Le sue prime cantoniere non le aveva mai scordate: e neanche i suoi primi amori, diceva all’Isolina per darle l’azzica, le strade battute, le biche chiuse, le siepi pareggiate, gli alberi potati, i greppi sbarbati, i fossi spurgati: con un impegno, uno zelo, una passione, che i cantonieri più anziani lo prendevano anche in giro.
Scorre veloce senza intoppi la lingua ricca di Paolo Teobaldi: proprio come l’Adriatica a due corsie, senza perdersi un dettaglio lungo il tragitto.

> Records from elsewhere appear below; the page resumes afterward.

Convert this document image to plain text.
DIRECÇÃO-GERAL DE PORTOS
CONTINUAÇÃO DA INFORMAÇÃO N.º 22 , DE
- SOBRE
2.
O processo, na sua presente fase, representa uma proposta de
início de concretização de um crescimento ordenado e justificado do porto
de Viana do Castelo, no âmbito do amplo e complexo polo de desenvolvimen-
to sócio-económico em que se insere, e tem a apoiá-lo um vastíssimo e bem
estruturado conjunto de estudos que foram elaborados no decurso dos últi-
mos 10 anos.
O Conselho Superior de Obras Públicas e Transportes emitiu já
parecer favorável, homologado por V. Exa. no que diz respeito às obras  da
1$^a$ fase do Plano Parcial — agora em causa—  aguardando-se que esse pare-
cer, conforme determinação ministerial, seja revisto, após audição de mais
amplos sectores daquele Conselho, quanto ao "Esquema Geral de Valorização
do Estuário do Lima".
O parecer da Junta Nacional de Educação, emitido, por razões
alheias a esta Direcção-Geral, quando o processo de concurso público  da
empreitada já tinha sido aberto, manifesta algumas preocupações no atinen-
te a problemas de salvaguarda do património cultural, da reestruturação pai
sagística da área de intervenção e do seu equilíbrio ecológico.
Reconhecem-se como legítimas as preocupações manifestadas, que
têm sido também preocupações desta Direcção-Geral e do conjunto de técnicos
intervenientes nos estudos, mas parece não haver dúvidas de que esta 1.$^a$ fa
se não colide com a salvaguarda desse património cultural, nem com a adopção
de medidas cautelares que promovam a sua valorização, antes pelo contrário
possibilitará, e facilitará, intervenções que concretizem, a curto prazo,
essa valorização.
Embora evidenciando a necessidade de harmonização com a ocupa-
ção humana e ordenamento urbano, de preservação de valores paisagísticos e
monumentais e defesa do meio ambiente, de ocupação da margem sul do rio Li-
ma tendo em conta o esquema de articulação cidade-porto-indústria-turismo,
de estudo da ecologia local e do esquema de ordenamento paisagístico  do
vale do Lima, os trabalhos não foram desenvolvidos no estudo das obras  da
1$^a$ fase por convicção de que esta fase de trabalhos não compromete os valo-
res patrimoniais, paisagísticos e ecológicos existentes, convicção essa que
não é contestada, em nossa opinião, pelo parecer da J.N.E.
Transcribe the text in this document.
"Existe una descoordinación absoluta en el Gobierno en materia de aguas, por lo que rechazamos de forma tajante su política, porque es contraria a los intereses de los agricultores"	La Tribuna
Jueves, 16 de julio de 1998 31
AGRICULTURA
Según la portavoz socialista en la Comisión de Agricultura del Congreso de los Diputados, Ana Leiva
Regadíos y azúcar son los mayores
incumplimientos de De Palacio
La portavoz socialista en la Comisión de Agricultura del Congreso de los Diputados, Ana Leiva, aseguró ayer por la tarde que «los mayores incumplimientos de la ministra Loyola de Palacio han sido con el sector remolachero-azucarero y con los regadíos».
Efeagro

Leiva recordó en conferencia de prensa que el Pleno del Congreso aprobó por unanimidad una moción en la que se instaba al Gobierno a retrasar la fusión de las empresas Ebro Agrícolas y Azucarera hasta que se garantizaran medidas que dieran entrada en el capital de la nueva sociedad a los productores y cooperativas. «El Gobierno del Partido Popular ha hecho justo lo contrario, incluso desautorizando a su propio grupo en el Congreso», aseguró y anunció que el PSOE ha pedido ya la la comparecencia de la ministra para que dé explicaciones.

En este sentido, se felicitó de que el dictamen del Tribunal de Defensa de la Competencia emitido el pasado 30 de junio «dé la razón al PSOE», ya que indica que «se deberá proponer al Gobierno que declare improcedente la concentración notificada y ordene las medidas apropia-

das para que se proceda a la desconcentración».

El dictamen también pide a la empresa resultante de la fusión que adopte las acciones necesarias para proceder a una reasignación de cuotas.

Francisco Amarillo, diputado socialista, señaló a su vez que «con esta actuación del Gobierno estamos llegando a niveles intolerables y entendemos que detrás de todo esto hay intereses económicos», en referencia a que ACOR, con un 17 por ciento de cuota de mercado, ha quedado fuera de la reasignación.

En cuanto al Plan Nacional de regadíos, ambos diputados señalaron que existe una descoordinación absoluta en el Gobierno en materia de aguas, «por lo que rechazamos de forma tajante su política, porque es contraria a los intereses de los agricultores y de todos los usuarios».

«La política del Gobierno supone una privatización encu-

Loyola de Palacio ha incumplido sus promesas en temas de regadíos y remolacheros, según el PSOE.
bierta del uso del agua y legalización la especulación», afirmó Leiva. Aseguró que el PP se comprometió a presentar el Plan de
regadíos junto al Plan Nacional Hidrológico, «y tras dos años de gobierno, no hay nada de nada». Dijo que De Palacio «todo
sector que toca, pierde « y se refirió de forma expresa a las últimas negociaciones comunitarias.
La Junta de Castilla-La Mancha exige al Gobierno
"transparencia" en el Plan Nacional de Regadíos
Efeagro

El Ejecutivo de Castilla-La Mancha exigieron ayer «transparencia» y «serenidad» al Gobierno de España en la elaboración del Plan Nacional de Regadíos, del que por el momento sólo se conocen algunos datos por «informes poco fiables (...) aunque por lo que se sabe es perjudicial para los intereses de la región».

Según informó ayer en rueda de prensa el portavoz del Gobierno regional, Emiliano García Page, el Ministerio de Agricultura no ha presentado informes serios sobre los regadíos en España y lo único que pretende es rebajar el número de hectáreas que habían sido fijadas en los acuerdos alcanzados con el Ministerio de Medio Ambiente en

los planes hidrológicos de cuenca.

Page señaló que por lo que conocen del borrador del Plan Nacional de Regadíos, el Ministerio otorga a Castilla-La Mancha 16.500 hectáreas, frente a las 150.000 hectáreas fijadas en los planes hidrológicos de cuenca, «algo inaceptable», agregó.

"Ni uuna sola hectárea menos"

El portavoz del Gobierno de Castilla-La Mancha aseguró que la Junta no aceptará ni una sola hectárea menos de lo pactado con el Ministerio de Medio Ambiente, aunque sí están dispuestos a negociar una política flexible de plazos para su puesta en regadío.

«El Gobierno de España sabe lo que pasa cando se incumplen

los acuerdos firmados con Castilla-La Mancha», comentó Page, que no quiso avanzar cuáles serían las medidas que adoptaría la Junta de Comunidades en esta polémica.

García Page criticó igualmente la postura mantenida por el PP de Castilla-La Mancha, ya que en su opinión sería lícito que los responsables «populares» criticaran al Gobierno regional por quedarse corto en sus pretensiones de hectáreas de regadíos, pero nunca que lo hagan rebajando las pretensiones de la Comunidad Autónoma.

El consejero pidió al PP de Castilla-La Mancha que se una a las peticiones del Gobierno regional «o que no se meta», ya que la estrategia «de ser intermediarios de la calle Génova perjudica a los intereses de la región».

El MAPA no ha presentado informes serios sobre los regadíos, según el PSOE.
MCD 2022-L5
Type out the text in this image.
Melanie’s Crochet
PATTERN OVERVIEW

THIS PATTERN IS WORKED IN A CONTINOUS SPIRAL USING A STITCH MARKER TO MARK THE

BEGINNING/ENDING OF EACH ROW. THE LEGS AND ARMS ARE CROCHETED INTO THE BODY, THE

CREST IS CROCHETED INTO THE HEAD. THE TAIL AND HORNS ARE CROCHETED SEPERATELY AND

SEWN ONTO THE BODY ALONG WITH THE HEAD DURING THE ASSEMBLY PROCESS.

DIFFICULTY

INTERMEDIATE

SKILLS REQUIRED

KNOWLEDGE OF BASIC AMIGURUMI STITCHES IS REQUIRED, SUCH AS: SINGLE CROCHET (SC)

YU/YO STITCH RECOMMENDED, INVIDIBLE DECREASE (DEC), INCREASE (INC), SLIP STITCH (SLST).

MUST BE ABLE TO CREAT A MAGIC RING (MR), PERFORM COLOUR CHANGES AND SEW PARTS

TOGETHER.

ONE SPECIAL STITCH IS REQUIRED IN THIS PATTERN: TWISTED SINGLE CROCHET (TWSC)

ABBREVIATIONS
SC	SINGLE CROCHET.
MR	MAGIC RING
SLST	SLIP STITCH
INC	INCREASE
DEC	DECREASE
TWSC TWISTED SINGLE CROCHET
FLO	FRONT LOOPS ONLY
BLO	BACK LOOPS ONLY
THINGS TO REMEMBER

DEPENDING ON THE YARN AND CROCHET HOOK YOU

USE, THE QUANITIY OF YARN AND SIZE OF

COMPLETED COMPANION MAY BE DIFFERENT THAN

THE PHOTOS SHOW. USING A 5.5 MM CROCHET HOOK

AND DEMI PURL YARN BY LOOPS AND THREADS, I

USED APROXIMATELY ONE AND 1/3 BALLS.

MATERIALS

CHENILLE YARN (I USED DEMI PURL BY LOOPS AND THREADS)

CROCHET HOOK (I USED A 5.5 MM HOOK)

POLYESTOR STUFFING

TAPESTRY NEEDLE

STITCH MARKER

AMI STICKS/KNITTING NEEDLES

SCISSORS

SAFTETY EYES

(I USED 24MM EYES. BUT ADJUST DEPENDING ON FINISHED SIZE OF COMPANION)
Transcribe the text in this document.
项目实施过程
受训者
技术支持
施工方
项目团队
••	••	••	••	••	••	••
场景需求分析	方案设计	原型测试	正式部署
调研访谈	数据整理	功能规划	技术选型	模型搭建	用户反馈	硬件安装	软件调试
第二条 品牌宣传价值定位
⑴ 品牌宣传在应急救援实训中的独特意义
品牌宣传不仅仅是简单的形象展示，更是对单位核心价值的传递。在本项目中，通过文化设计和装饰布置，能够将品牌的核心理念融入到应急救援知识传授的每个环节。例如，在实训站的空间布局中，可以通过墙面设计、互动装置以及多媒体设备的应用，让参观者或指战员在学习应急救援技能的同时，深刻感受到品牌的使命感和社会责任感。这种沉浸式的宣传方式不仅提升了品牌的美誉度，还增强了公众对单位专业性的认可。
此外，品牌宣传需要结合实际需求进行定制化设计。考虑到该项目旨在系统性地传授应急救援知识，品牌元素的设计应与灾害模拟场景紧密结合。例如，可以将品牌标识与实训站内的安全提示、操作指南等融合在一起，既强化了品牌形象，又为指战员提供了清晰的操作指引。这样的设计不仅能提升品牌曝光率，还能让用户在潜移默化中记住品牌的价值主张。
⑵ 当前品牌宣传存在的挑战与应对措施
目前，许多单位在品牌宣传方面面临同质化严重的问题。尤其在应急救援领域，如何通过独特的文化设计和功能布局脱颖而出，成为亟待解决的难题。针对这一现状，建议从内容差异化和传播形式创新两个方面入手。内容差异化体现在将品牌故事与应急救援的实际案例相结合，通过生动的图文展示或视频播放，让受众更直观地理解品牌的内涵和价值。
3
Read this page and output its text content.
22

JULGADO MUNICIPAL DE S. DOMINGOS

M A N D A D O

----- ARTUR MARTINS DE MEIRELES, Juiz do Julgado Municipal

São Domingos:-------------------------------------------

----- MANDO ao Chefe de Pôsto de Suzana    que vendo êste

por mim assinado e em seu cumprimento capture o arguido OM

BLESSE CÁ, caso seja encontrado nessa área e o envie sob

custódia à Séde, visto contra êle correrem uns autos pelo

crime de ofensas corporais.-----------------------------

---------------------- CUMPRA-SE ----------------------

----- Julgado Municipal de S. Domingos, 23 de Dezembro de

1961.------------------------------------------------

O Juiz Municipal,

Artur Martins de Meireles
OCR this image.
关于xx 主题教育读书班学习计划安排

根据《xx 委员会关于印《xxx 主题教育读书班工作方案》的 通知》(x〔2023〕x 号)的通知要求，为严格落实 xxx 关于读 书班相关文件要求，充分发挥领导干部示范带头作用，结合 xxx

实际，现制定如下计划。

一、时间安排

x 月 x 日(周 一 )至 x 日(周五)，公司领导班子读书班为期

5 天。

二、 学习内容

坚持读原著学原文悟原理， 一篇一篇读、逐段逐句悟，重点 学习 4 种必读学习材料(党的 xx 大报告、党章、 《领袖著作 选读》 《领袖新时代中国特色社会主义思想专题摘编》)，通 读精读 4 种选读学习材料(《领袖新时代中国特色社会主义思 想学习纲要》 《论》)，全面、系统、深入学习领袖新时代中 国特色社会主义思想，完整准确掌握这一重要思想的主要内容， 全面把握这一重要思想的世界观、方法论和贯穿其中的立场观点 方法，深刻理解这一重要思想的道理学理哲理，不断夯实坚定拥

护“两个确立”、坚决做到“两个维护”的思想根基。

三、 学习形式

Come una filastrocca cantilenante, l’autore descrive anche gli elementi più trascurati di questo paesaggio marittimo con il suo idioma puntinato da termini dialettali e modi di dire che affascinano fin dalla prima pagina. In questo romanzo può esserci di tutto come di tutto passa lungo la strada: il rimpianto per un figlio mai nato, i rapporti che si spezzano, la vita del paese che da idilliaca diventa difficile, il cambiamento nel mondo e l’irrimediabile passare del tempo, che rende vecchi anche gli invincibili. Teobaldi mescola tutto, ingabbia il lettore con la sua prosa sciolta, allegra, tristissima, tenera, surreale ma anche iperrealistica.